Here is the abstract for my paper at the 2012 Cultural Studies Association of Australia conference. I presented it on December 5, 2012.

Mining automation, displaced labour and materialities of communication
Chris Chesher
Digital Cultures, University of Sydney

Information systems, remote operation and robotics are currently being introduced into mines around the world. As miners reconfigure communication, control and labour, mining practices that have barely changed in a century are being transformed. This paper analyses innovations such as remote operation of mining, and autonomous systems as media changes, as well as changes in labour processes. The paper follows in reverse the historical arc of Harold Innis, who began in geographical economics (cod, fur, railways in Canada) before pioneering a materialist, longue durée historical media theory.

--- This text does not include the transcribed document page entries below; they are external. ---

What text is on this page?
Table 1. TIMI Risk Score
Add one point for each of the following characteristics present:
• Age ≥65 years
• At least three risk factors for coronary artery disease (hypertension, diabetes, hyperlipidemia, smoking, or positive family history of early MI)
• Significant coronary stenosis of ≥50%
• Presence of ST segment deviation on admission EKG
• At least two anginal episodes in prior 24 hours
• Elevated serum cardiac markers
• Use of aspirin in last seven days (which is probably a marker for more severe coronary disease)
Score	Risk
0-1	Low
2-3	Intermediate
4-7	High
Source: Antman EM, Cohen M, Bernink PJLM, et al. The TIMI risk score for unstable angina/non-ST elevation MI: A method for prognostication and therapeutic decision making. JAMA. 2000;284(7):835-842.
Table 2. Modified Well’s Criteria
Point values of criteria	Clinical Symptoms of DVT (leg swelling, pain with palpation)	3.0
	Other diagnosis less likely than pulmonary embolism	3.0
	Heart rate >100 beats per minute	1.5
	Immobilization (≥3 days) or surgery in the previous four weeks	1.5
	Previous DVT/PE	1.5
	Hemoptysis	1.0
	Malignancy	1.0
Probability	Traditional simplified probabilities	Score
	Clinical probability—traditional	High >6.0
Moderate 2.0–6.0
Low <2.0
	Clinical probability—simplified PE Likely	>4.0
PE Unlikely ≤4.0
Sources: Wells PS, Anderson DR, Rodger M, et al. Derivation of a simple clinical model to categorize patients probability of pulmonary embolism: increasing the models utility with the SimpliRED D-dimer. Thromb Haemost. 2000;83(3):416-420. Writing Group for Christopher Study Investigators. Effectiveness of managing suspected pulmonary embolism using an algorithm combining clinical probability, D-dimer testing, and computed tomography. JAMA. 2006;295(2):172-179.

Mining is among the most basic material human practices. The blasting, loading, hauling, processing and shipping of iron ore is a rudimentary process performed on a huge scale. Digital systems don’t immediately change these material practices, but introduce new information and control flows. The autonomous Komatsu trucks now hauling ore in the Pilbara are little different physically from the human-driven fleet, but afford a precision, continuity, and smoothness of operation that human drivers could not tolerate. Digital media are valued in mining for their greater ‘efficiencies’, and their centralising and visualisation of monitoring and control of mine sites, which can be thousands of kilometres apart. These changes in machine/material communications and autonomy have implications for the kinds of work, the kinds of workers, and the kinds of communities that can cooperate with the mines, and many other workplaces, of the future.